Stratejik Komşuya "Pozisyon Revizyonu" Mesajı
İşin bir de Türkiye ayağı var. İki ülke arasında, özellikle son yıllarda, ekonomiden savunmaya uzanan sağlam bir iş birliği köprüsü bulunuyor. Karadağ’daki mega projelerde Türk şirketlerinin imzası ve insani bağların yoğunluğu düşünüldüğünde, bu karar sadece Ankara’da değil, Podgorica’daki iş çevrelerinde de şaşkınlık ve "Neden Şimdi?" sorusunu akıllara getirdi.
Burada devreye "stratejik mesaj" ihtimali giriyor.
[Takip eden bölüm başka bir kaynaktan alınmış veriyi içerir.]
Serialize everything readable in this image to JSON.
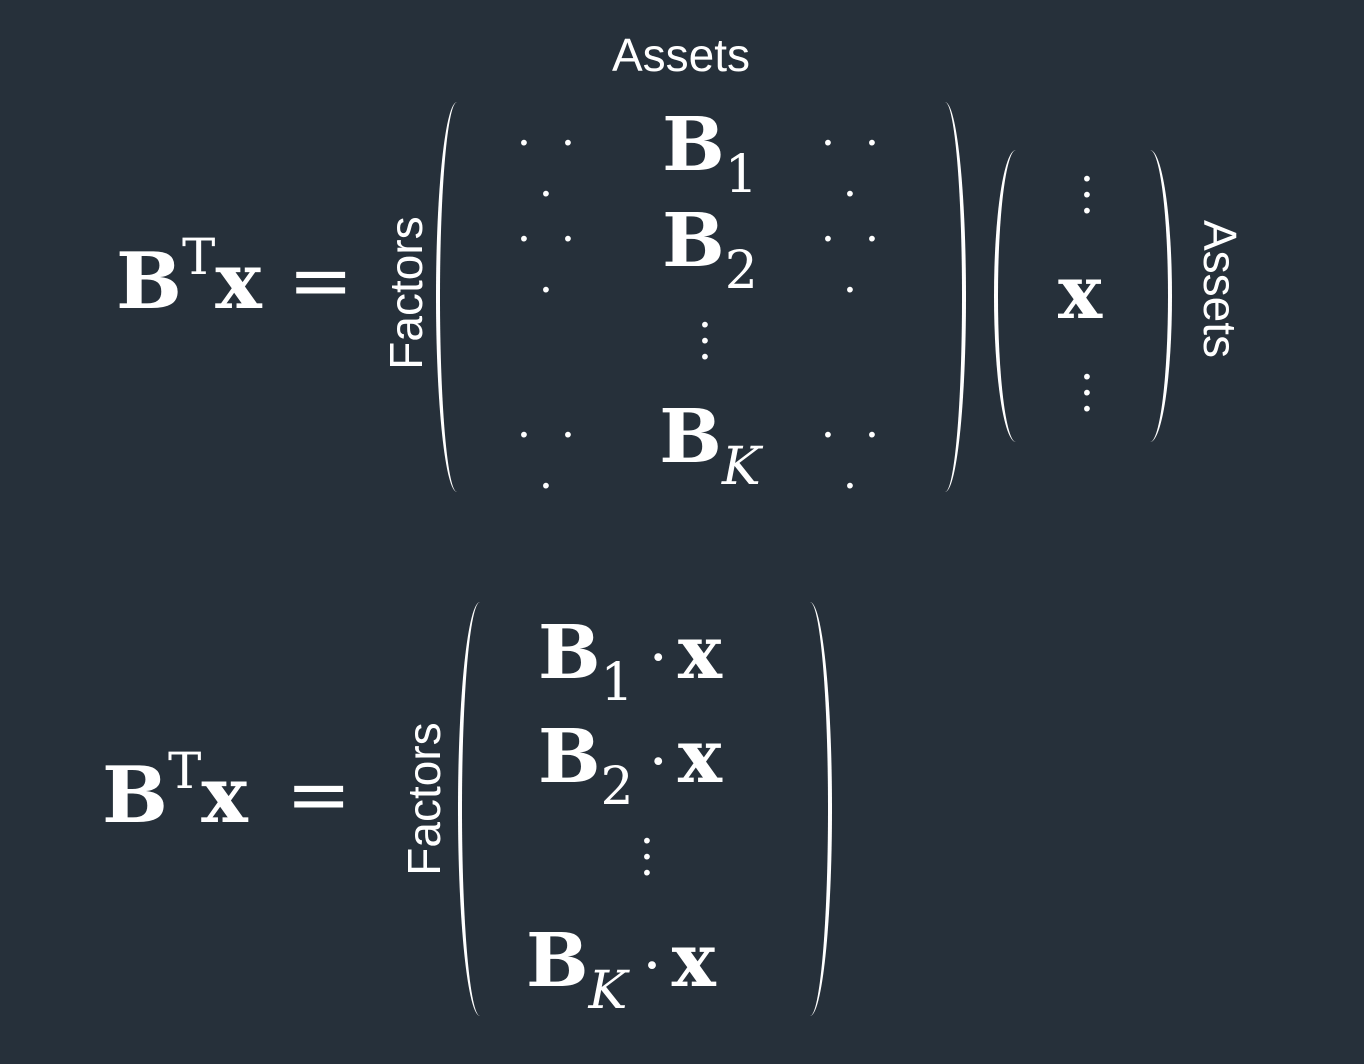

Karadağ, Türkiye’ye, ilişkilerin tek taraflı olmadığını, kendisinin de bağımsız bir aktör olarak farklı platformlarda farklı pozisyonlar alabileceğini hatırlatıyor olabilir. Bu, bir ilişki soğutmasından ziyade, bir "pozisyon revizyonu" ilanı gibi: "Biz her ne kadar iyi komşuysak da, yolumuz Avrupa. Ve bu yol bazen ortak politikalardan geçer" demenin diplomatik yolu. Bu hamle, daha geniş bir NATO ve AB bağlamında, Batı ile uyumlu hareket etme iradesinin de bir göstergesi.
İnsani Boyut: Hayatlar Üzerinde Asılı Duran Soru İşareti
Politika raporlarının satır aralarında ise insan hikayeleri kayboluyor. Karadağ’da yaşayan, ailesini ziyarete giden ya da iş için sık seyahat eden on binlerce insanın hayatına aniden bir belirsizlik ekleniyor. Bu karar, onlar için bir "jeopolitik hamle" değil; vize kuyruklarında geçirilecek ekstra saatler, ertelenen iş görüşmeleri ve aksayan aile buluşmaları demek.
Resmi makamlara göre, bu kararın ardından yaklaşık 9 bin Türk vatandaşı ülkeyi terk etmek durumunda kaldı. Geride kalanlar, özellikle iş kurmak veya gayrimenkul satın almak suretiyle oturum ve çalışma izni sahibi olan şirketler ile bireyler, derin bir belirsizlik içinde. Hükümetin, yabancı şirketler ve oturum izinleriyle ilgili 40 gündür açıklamadığı nihai kararını bekliyorlar. Bu bekleyiş, sadece bir prosedür değil; hayatları, yatırımları ve gelecek planları üzerinde asılı duran bir soru işareti.
Tek Hamle, Çok Anlam
Karadağ’ın vize hamlesi, küçük ülkelerin büyük satranç tahtasında nasıl akıllıca oynadığına dair tipik bir örnek. Hem Batı’ya bağlılık sinyali verip hem de Doğu’daki komşusuna dengeleri değiştirebileceğini hatırlatıyor. Gerçek niyet muhtemelen ikisinin arasında bir yerde: Brüksel’e “güvenilir ortak” portresi çizerken, Ankara’ya da “ilişkilerimiz dinamik ve çok boyutludur” mesajını göndermek.
Önümüzdeki dönemde, Türkiye’nin tepkisi ve AB sürecinde Karadağ’ın bu hamlesinin nasıl karşılanacağı, bu küçük Balkan ülkesinin çok yönlü diplomasisinin başarısını gösterecek. Unutulmamalıdır ki, uluslararası ilişkilerde bazen en sessiz adımlar, en çok yankı uyandıranları haline gelebilir.